In the past 5 years, India has reached the 13th rank in the World Skills competition from its original 29th position.
POLICY EVALUATION: CONCLUSION
According to the report by National Skill Development Council 2020, Skill India Mission with its various schemes and programs has ensured training capacity in 29 States & 4 UTs through the NSDC Partner Ecosystem; 560 districts have at least one NSDC Partner center (avg. is 7 centers/ district); 40 Sector Skill Councils have been formed consisting of over 450 representatives from Industry associations, Government and Academia – supporting employers to take lead in mapping Competency requirements and most importantly, the mission has developed competent standards for job roles across sectors – 1700 Qualification Packs and 4314 National Occupation Standards (NOS) have been created.
However, it must be noted that the picture is not as good as the numbers paint it to be. Because the country started its skill development at a very late stage, and its substantially recent, the statistics showing growth are exemplary but it needs to be taken into account that a large majority of the labor force remains unskilled and unemployed in the formal sector.
The Skill India Mission faces numerous challenges. Many current vocational training programs do not meet their demands. There is a problem of social acceptability when it comes to vocational education. Vocational courses are looked down upon and this needs to change. Another factor that acts as an obstacle to skill development in India is the myriad labor laws. The government has however started simplifying and codifying the labor laws. With simpler laws, practicing skill development should be easier. Changing technology is a big challenge and opportunity for the labor force. Employees will have to constantly upgrade their skills if they are to remain relevant in the job market. There is also a severe lack of infrastructure in the current training institutes. Another problem is the poor quality of trainers available. Students trained by such trainers are not competent enough to be employable in the industry.
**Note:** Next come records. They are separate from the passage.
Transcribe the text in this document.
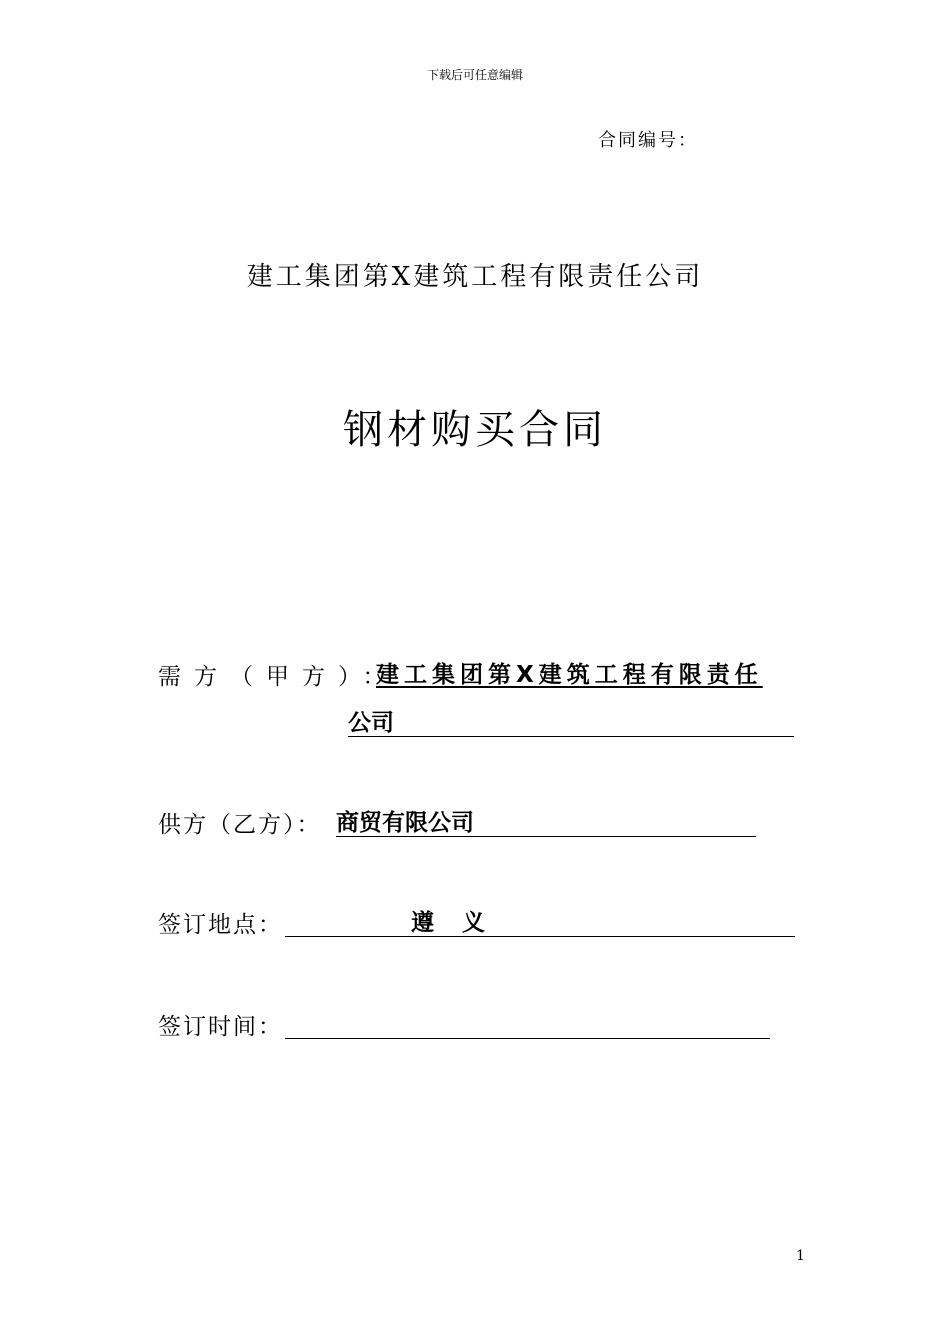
下载后可任意编辑
合同编号：
建工集团第X建筑工程有限责任公司
钢材购买合同
需方（甲方）：
建工集团第X建筑工程有限责任
公司
供方（乙方）： 商贸有限公司
签订地点：	遵义
签订时间：
1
There is a huge issue with the standardization of skills in the country. New schemes are being structured to resolve this issue by having nationwide standards that comply with international benchmarks.
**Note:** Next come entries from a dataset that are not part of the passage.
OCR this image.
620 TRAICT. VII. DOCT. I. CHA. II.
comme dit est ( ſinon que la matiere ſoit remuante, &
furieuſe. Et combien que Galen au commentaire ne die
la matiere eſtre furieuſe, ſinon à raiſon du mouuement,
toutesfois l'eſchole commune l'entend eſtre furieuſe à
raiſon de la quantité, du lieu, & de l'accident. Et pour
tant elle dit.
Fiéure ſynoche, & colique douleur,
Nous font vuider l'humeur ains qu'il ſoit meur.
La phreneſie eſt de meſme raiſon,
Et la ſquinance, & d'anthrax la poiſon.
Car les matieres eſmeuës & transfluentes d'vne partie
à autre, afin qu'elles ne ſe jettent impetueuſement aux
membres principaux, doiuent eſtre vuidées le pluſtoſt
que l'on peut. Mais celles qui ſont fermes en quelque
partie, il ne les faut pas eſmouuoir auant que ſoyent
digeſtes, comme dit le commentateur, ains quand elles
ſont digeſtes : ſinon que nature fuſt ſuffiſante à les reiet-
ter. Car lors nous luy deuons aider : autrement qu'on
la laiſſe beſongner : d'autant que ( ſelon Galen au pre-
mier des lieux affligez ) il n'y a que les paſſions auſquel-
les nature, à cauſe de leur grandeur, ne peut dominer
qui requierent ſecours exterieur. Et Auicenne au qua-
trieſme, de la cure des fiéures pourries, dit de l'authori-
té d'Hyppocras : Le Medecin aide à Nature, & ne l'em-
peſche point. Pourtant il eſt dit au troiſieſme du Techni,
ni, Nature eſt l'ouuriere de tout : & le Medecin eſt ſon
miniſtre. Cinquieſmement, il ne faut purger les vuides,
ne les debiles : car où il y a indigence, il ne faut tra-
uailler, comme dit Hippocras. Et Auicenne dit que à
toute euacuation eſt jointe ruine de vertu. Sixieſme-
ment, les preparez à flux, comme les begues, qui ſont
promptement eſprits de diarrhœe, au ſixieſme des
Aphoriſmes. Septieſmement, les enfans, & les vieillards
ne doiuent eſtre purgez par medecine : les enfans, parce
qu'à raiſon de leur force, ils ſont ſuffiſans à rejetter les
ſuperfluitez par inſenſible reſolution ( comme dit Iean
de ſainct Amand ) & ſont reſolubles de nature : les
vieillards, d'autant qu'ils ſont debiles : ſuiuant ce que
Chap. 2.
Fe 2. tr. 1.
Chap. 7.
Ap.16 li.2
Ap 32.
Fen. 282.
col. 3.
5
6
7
Concurrently, skill development among rural women is the need of the hour to make them confident, self-reliant and to develop in them the ability to be a part of the decision-making at home and outside. According to CSO, 59.30% of rural women are self-employed and the male ratio is 54.50%. This indicates that the government has been undertaking proactive steps to converge entrepreneurship in India towards the development of rural women. Through the 2nd phase of Pradhan Mantri Kaushal Vikas Yojana, around 68.12 lakhs of women had undergone skill training. And also, around 4.08 lakh women had undergone training during 2018-2020, and Industrial Training Institutes (ITI) had completed training of 38.72 lakh women.
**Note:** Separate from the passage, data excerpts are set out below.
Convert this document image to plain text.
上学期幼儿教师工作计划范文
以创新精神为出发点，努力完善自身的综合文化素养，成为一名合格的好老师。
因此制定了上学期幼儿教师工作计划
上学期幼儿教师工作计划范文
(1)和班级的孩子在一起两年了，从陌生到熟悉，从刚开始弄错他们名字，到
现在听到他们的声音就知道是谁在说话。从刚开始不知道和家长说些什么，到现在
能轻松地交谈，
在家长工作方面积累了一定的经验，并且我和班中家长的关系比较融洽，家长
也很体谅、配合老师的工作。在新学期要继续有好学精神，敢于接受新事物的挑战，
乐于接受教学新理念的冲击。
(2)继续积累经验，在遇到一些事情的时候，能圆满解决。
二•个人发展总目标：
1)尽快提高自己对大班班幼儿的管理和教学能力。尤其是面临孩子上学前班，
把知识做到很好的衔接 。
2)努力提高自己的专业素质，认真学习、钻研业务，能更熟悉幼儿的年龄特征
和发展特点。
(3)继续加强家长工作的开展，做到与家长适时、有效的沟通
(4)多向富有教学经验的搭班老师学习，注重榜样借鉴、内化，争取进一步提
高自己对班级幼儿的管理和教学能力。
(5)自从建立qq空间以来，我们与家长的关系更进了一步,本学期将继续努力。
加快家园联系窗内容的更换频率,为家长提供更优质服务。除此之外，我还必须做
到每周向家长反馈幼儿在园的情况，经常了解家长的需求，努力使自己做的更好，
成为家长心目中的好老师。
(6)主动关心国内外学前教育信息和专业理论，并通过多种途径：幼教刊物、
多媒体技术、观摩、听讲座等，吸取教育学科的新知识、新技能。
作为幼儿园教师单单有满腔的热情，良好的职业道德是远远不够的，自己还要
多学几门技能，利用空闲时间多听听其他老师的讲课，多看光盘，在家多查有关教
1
It can thus be concluded that the Skill India Mission is a well-formulated government policy with an extensive base and strong structural organization of executive cadre in the form of various agencies and councils. The policy is also being implemented successfully on a mega-scale. However, due to our country’s huge population, which is largely uneducated and undertrained in required skills, the mission continues to face several of the aforementioned challenges. The vast unorganized informal sector of the country needs to be targeted more sharply. This can be done through increased Public-Private partnerships and the promotion of alternative education and skill development at an early age in schools.
Aditi Agarwal is pursuing her undergraduate degree in political science from Lady Shri Ram College, Delhi University, and a policy-research enthusiast.
(The opinions expressed in this publication are those of the author/s. They do not purport to reflect the opinions or views of The Policy Observer or our members.)